A huge hit for MGM, this picture has everything. Joan Crawford performs in a burlesque show that’s raided by police for offence against public decency. Franchot Tone (Joan’s future second husband) sees her in court, pays her fine, and takes her out for a bite to eat. Despite the condescending note he sends the next day (along with fifty dollars) to buy a dress without zippers and shoes without bows, in a snobbish appraisal of her current wardrobe, she falls for the rich man. Crawford’s Janie Barlow dreams of a part in a Broadway show. To speed up the process, she stalks Clark Gable, who plays a big-time producer. They enjoy more than a little bit of sexual tension. Crawford and Gable flirt in a scene set in a gym that’s one of the best onscreen seductions. Other highlights include Fred Astaire in his screen debut as Joan’s dancing partner. The Three Stooges join the cast.

The Girl from Missouri (1934)

Anita Loos (mother of all sass mouth dames) wrote the script about a chorine gal-pal team on the hunt for men with deep pockets. Only Jean Harlow could pull off a woman who waits for her wedding night without suggesting a virginity fetish. Harlow’s so over-sexed, clearly gasping for it, that you can’t blame her for waiting until he puts a ring on it. One night after dancing in a club, Harlow and Kelly finagle an invitation to perform for a private party attended by rich men. Harlow’s character puts the moves on a man with considerable assets, who makes a present of some jewelled cufflinks, right before he puts a gun in his mouth. The gals add suspected of murder to the list of their problems. Patsy Kelly steals the show, like always, by playing the wisecracking loyal friend. She also makes up for her friend’s chastity by giving every man she fancies a tumble.
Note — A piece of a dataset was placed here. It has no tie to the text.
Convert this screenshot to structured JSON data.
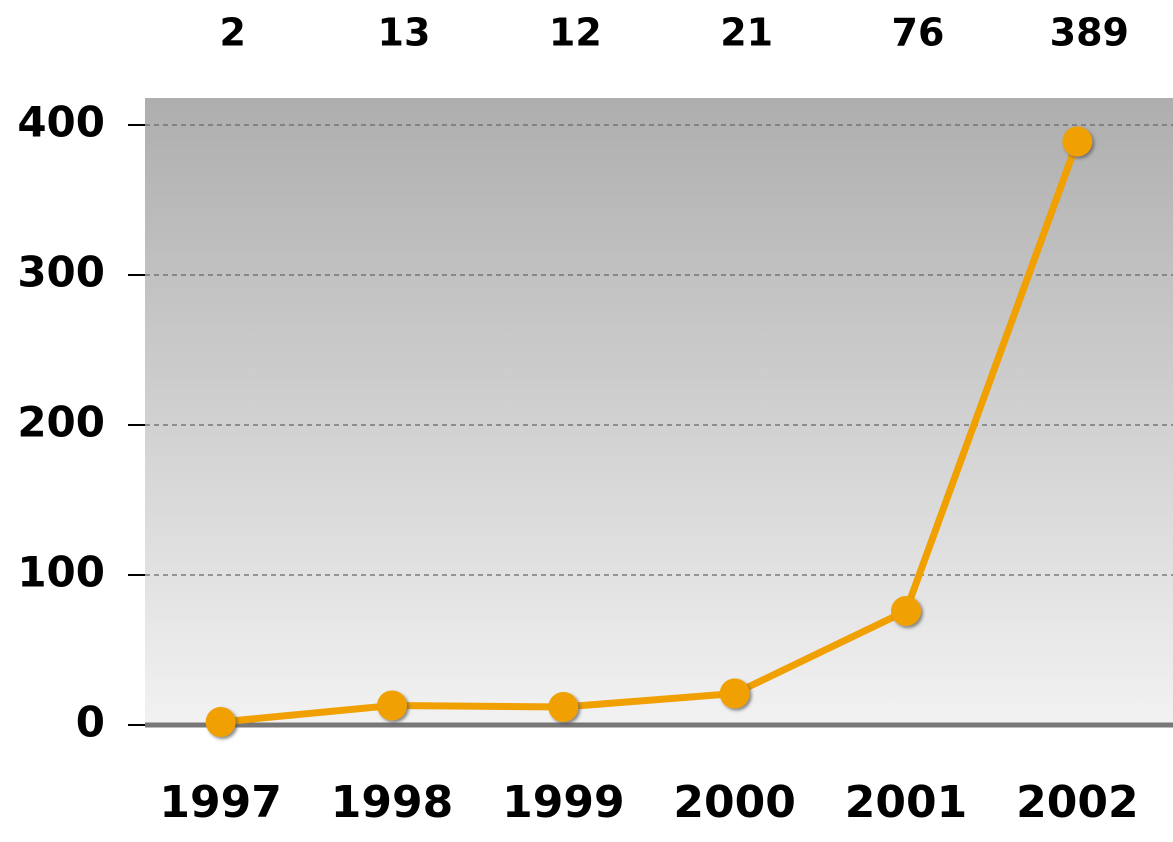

The Devil Is a Woman (1935)

The last of seven pictures Marlene Dietrich made with Josef von Sternberg, this one has the best tone and aesthetic. Marlene is a glorious nut-buster throughout the picture as a woman who works in a tobacco factory and later becomes a sensation singing in nightclubs. Although not technically a Pre-Code, von Sternberg’s picture has all the hallmarks of the era when women could prioritise their own pleasure at the expense of men without suffering consequences. Dietrich fleeces a self-important army captain (Lionel Atwill), while she juggles other men including a bullfighter and a dashing young Cesar Romero. In each scene, Dietrich is dressed by Travis Banton in show-stopper ensembles, with every fabric in creation, embellished with countless veils, fans, gloves, jewellery and accessories. This picture will cure what ails you because it proves that sass mouth dames need take no prisoners.